GUSEGG 2022 will offer a discussion of how measurements inform our lives, as individuals and as a society. Personal and political decisions are often based on numbers and their interpretation. In times of immense data collection and digitalization of information, numbers influence how individuals interact with each other and how social structures determine these interactions. Even before the Covid-19 pandemic, our societies had already become “digital by default” (Hill, Betts & Gardner 2015), which has given numbers and numeric measurements even more importance. More and more aspects of life – working, learning, shopping, leisure, communication with friends and family, but also activism and political engagement – happen online. The current push for digitalization is closely linked to datafication, the increasing use of algorithms, and machine learning, which create new concerns. As Sharon Block (2020) has recently pointed out, “algorithms are a list of programmed instructions, and can be millions of lines of proprietary code, never seen or understood by end users,” leading to critical algorithms studies as a response to the impact of unknowable algorithms on individual and collective decisions and actions.

 

Thus, GUSEGG 2022 will address the pressing questions of how our lives are influenced by numbers, how our online and offline actions and interactions are being measured, calculated, and counted, by ourselves and others, and what this means for states, societies, and our understanding of the world. In order to develop strategies and methods to meet the challenges of our times, this summer school suggests engaging in academic contemplation and interdisciplinary exchange about our datafied world. Such investigations offer us the opportunity of developing disruptive intellectual approaches and ideas, as we can gain insights into the many forces that make us believe that the challenges we face are essential, natural, or inevitable. Therefore, the suggested analysis offers us not only an understanding of our own alliances to data on an individual, a regional, national, and global level, but also the possibility of moving from a passive position to active involvement in transformation processes. By gaining insights into how measuring, calculating, and counting work in different domains, such as politics, society, and research, we can – continuing the work of sociologist Aaron Cicourel (1964) – understand how our realities are re-measured, re-calculated, and re-counted.

 

Roberta Maierhofer

for the Academic Advisory Board  

How the Summer School Works

Students will deal with the relevance and effect on global affairs of Europe/EU (emphasis on Southeastern Europe) and beyond by attending the offered morning and evening lectures, panel discussions, and participating in one of the following Seminar modules in the afternoon:

  • Seminar 1 - Narratives in Archives
  • Seminar 2 - Media Archeology: Private and Public
  • Seminar 3 - From Pancakes to Donuts: Economic Models
  • Seminar 4 - Mediation and Memory: Tradition and Transformation in Jewish Life
  • Seminar 5 - Narrative Didactics as Re-Measurement
  • Seminar 6 - “When I’m 64” – Aging Masculinities in a Datified World
  • Seminar 7 - Re-Measuring Emotions/Re-Calculating Knowledge

 

*more information to be added in the upcoming days

 

CERTIFICATE/ECTS

Participants will receive a certificate of participation at the end of the summer school. Please note that this only confirms the participation and cannot be used for credit transfer.

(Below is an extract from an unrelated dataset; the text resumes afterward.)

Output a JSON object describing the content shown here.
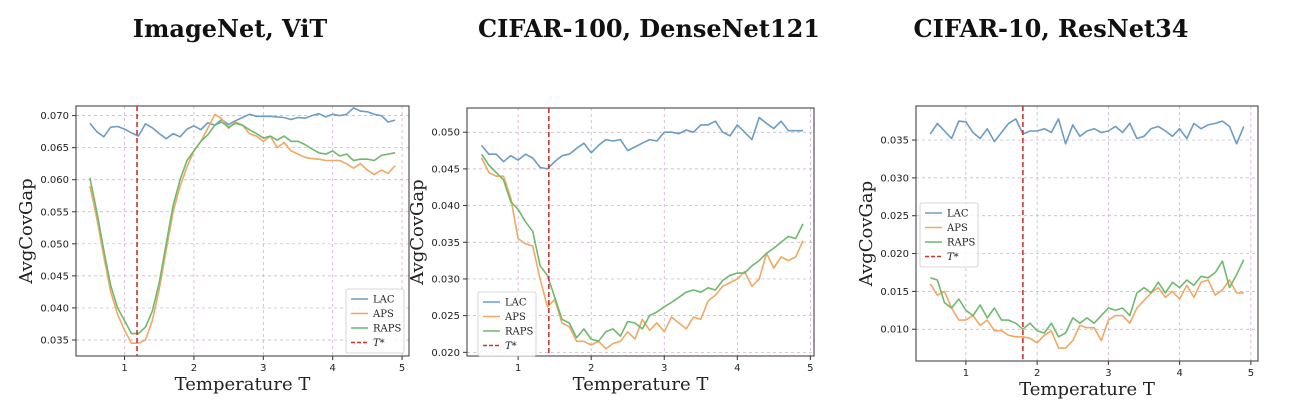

Students who wish to receive 6 ECTS credits are required to participate in the full program AND to write a seminar paper. Instructions about writing a seminar paper and more information about the credits,will be distributed throughout the course of the summer school. Once students have received a positive grade, transcripts will be available. These transcripts can be used to obtain credit at the home institution.